Climate change is what they call a ‘wicked problem’ because it’s phenomenally complicated, interconnected and intersectional. No one thing is going to solve it; it needs lots of people finding what Seth Godin calls their smallest viable audience and bringing about their smallest meaningful change. If we all do that in our own little bit of the world and have as much impact as we can, then hopefully all of those things will come together.

But we’ve only got five–ten years to address climate change.  We’ve got so little time – and consumer action alone is not enough. I would love to see more thinking from governments and big business around, not just doing less harm, but actively embracing the third tenet of the circular economy and regenerating naturing systems. I would like to see more brands moving to a triple bottom line model and measuring success, not just based on profit, but taking into account people, planet and profit. Accreditations such as B Corp and initiatives such as 1% For The Planet provide really useful models for this sort of thinking. I would also like to see more equity – racism, sexism and environmentalism are absolutely intersectional and if we are going to really innovate, we need more diverse perspectives. As Ayana Elizabeth Johnson and Katherine K Wilkinson say in the introduction to their brilliant anthology of women’s writing on climate change All We Can Save, “to change everything, we need everyone.” 

For your podcast Circular, you’ve interviewed leading figures across a range of sectors from campaigners and journalists to designers. What are the most positive points that you’ve taken away from those conversations?

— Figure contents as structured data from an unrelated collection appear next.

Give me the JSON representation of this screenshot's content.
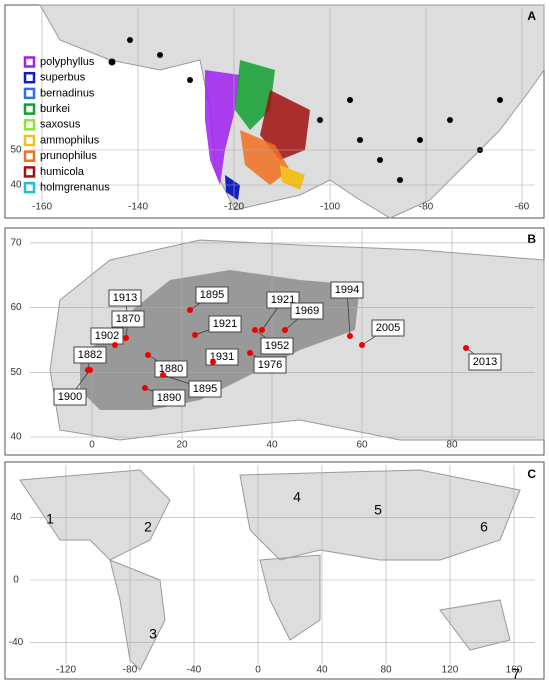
{
  "panels": [
    {
      "label": "A",
      "lat_ticks": [
        40,
        50
      ],
      "lon_ticks": [
        -160,
        -140,
        -120,
        -100,
        -80,
        -60
      ],
      "legend": [
        {
          "name": "polyphyllus",
          "color": "#a020f0"
        },
        {
          "name": "superbus",
          "color": "#1020c0"
        },
        {
          "name": "bernadinus",
          "color": "#3070e0"
        },
        {
          "name": "burkei",
          "color": "#10a030"
        },
        {
          "name": "saxosus",
          "color": "#90e040"
        },
        {
          "name": "ammophilus",
          "color": "#f0c020"
        },
        {
          "name": "prunophilus",
          "color": "#f07020"
        },
        {
          "name": "humicola",
          "color": "#a01010"
        },
        {
          "name": "holmgrenanus",
          "color": "#20c0d0"
        }
      ]
    },
    {
      "label": "B",
      "lat_ticks": [
        40,
        50,
        60,
        70
      ],
      "lon_ticks": [
        0,
        20,
        40,
        60,
        80
      ],
      "years": [
        1913,
        1870,
        1895,
        1921,
        1994,
        1969,
        1921,
        1952,
        1902,
        2005,
        1882,
        1880,
        1931,
        1976,
        2013,
        1900,
        1895,
        1890
      ]
    },
    {
      "label": "C",
      "lat_ticks": [
        -40,
        0,
        40
      ],
      "lon_ticks": [
        -120,
        -80,
        -40,
        0,
        40,
        80,
        120,
        160
      ],
      "regions": [
        1,
        2,
        3,
        4,
        5,
        6,
        7
      ]
    }
  ]
}
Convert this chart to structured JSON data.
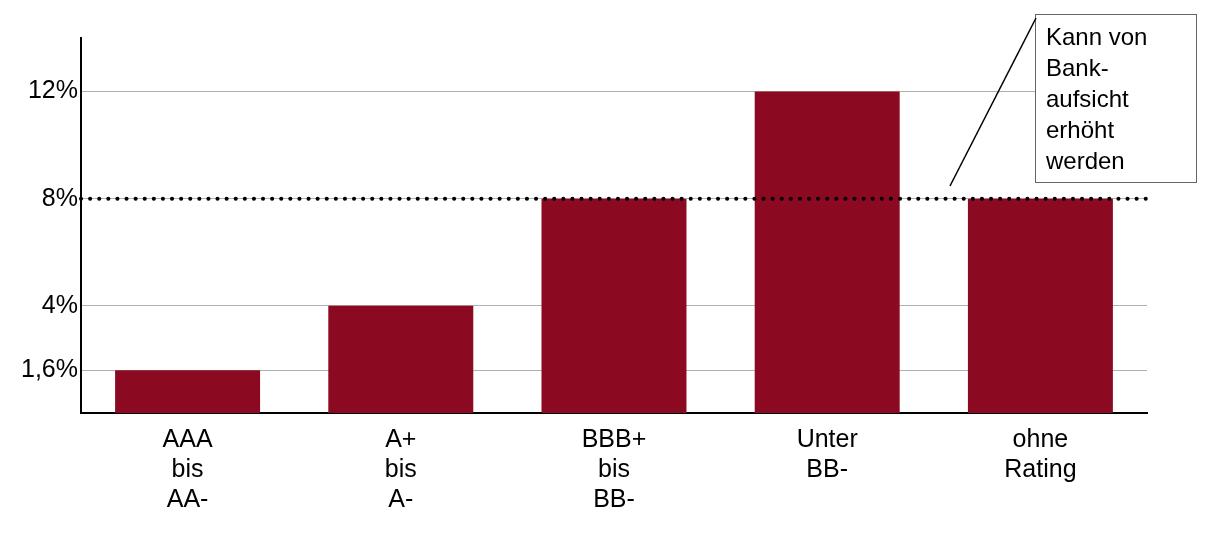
{
  "chart_data": {
    "type": "bar",
    "categories": [
      "AAA bis AA-",
      "A+ bis A-",
      "BBB+ bis BB-",
      "Unter BB-",
      "ohne Rating"
    ],
    "values": [
      1.6,
      4,
      8,
      12,
      8
    ],
    "color": "#8b0a22",
    "ylim": [
      0,
      14
    ],
    "yticks": [
      {
        "value": 1.6,
        "label": "1,6%"
      },
      {
        "value": 4,
        "label": "4%"
      },
      {
        "value": 8,
        "label": "8%"
      },
      {
        "value": 12,
        "label": "12%"
      }
    ],
    "grid": "y",
    "legend": false,
    "ref_lines": [
      {
        "axis": "y",
        "value": 8,
        "line_style": "dotted",
        "color": "#000000"
      }
    ],
    "annotations": [
      "Kann von Bank-aufsicht erhöht werden"
    ]
  }
}
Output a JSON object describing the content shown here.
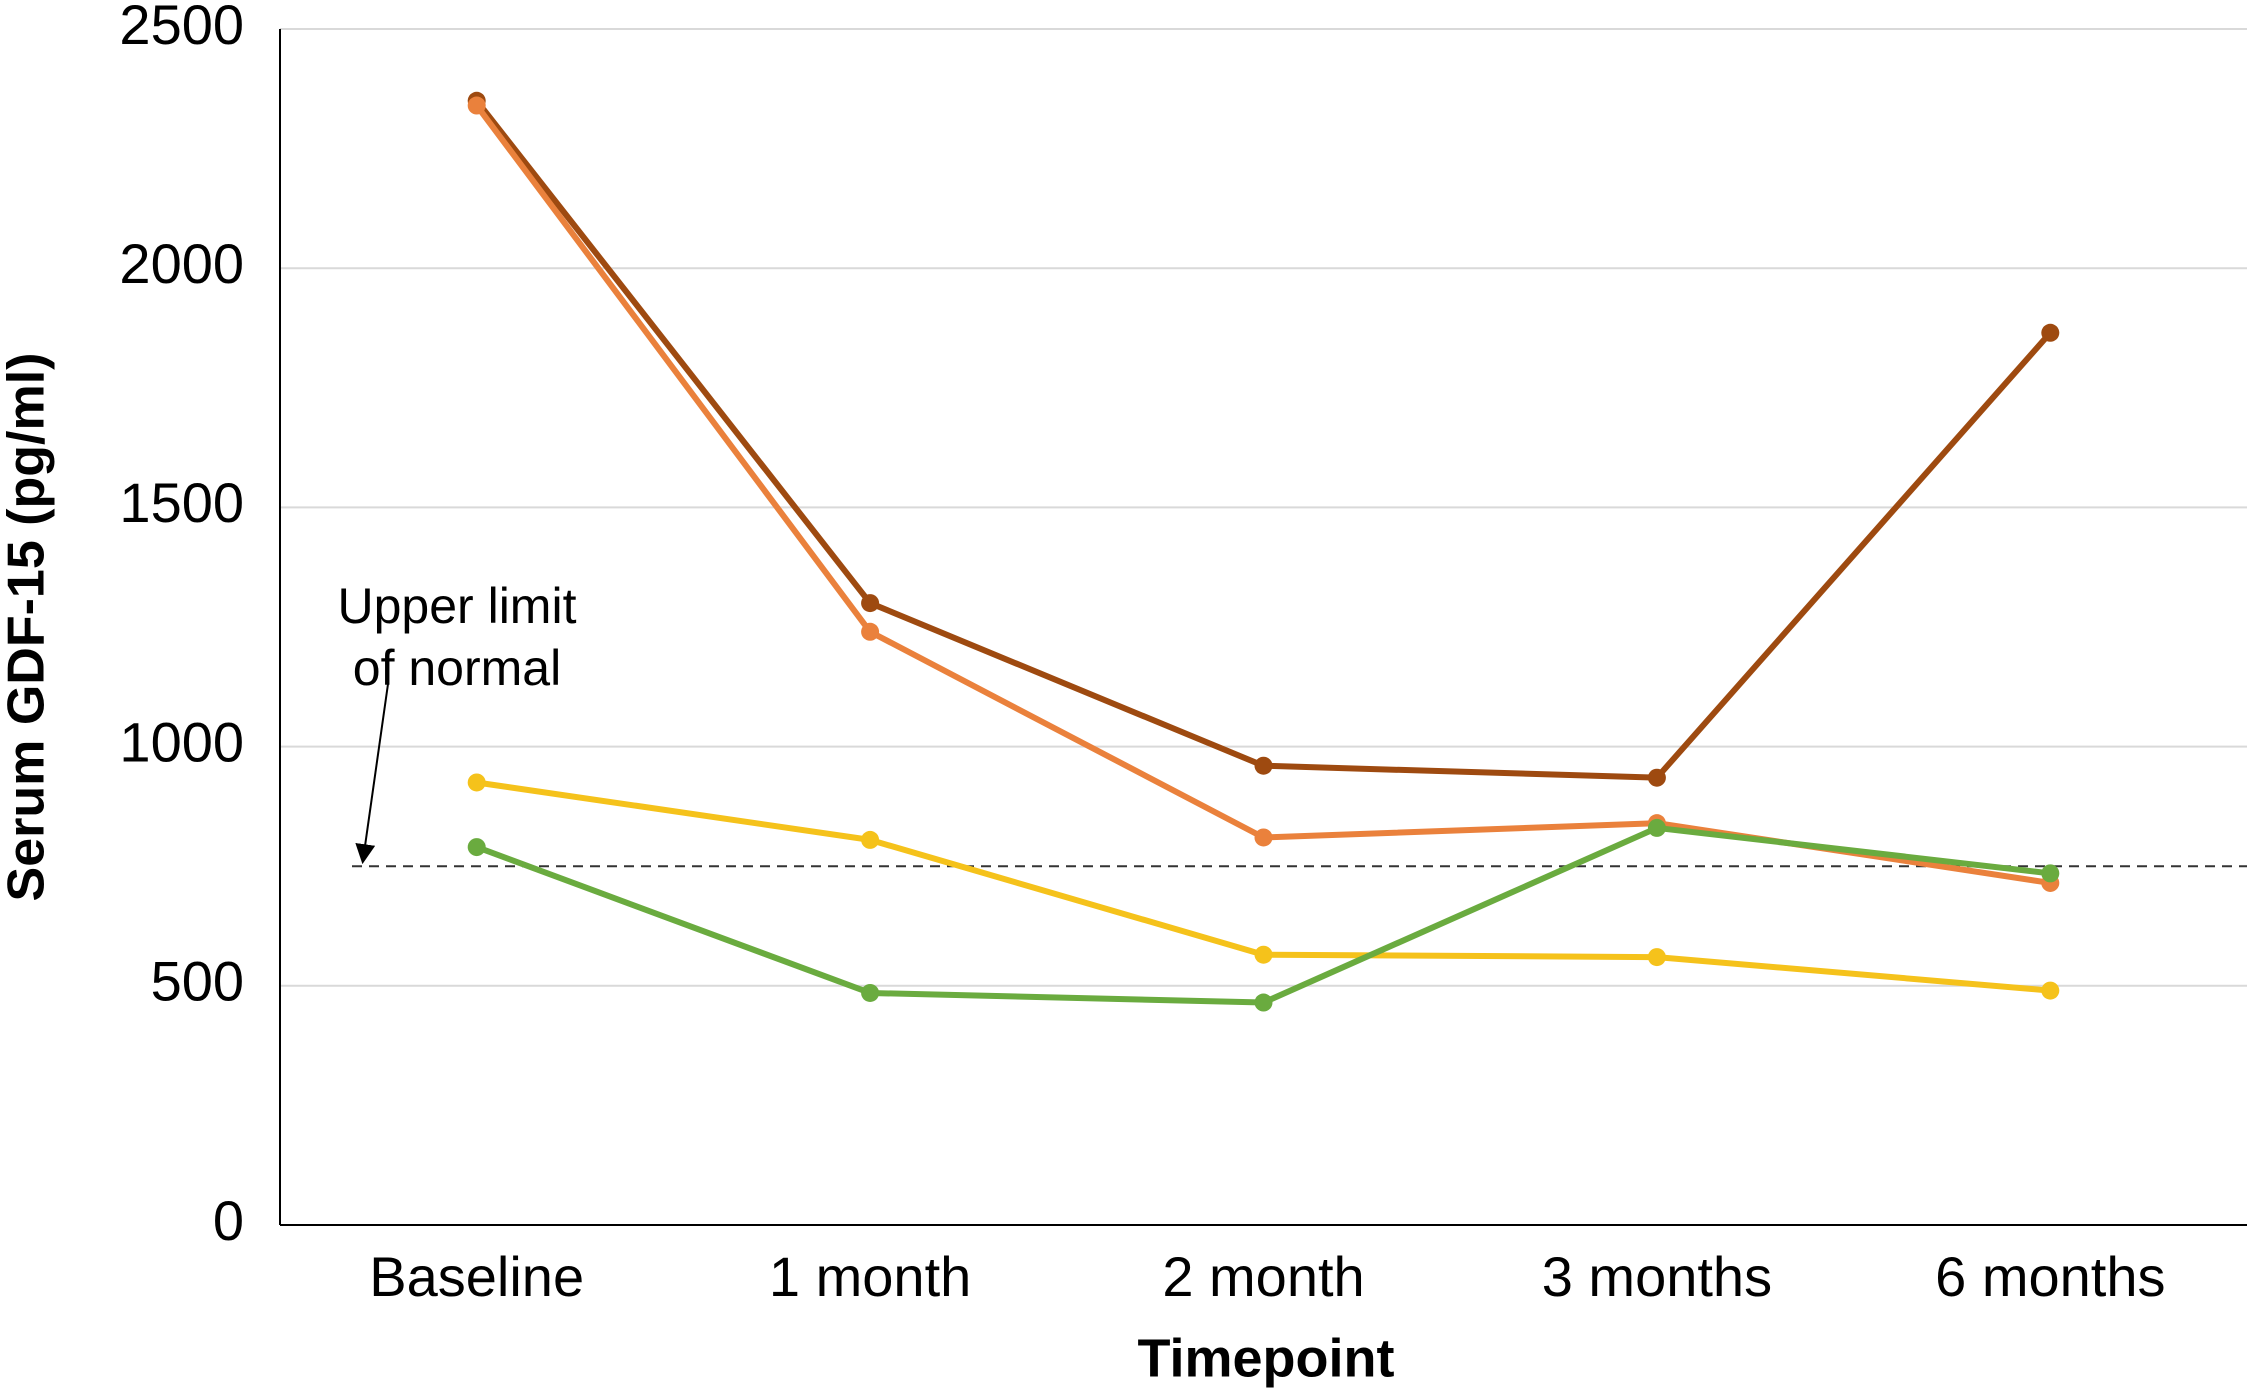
{
  "chart_data": {
    "type": "line",
    "x_label": "Timepoint",
    "y_label": "Serum GDF-15 (pg/ml)",
    "categories": [
      "Baseline",
      "1 month",
      "2 month",
      "3 months",
      "6 months"
    ],
    "series": [
      {
        "color": "#9e4a10",
        "values": [
          2350,
          1300,
          960,
          935,
          1865
        ]
      },
      {
        "color": "#ea813c",
        "values": [
          2340,
          1240,
          810,
          840,
          715
        ]
      },
      {
        "color": "#f5c21b",
        "values": [
          925,
          805,
          565,
          560,
          490
        ]
      },
      {
        "color": "#6aab3f",
        "values": [
          790,
          485,
          465,
          830,
          735
        ]
      }
    ],
    "ylim": [
      0,
      2500
    ],
    "yticks": [
      0,
      500,
      1000,
      1500,
      2000,
      2500
    ],
    "grid": true,
    "reference_line": {
      "value": 750,
      "label": [
        "Upper limit",
        "of normal"
      ]
    }
  }
}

I made a real effort to speak with a good mix of people. The podcast is about the circular economy and series one was specifically about waste  (series two will be about repair), so I specifically wanted to interview guests from every different angle on waste, from somebody who can get his monthly household waste into a jam jar, to Hugo Tagholm, CEO of Surfers Against Sewage, to designers and material experts. The final question that I asked all of them was how they felt about the future: ‘So you think we can nail this?’  All of them said ‘yes’.  It comes back to what we were saying about stubborn optimism. I took a cross section of nine people from every angle at which you could possibly look at waste, and all of them felt hopeful. In lots of different ways and for lots of different reasons, they all felt hopeful.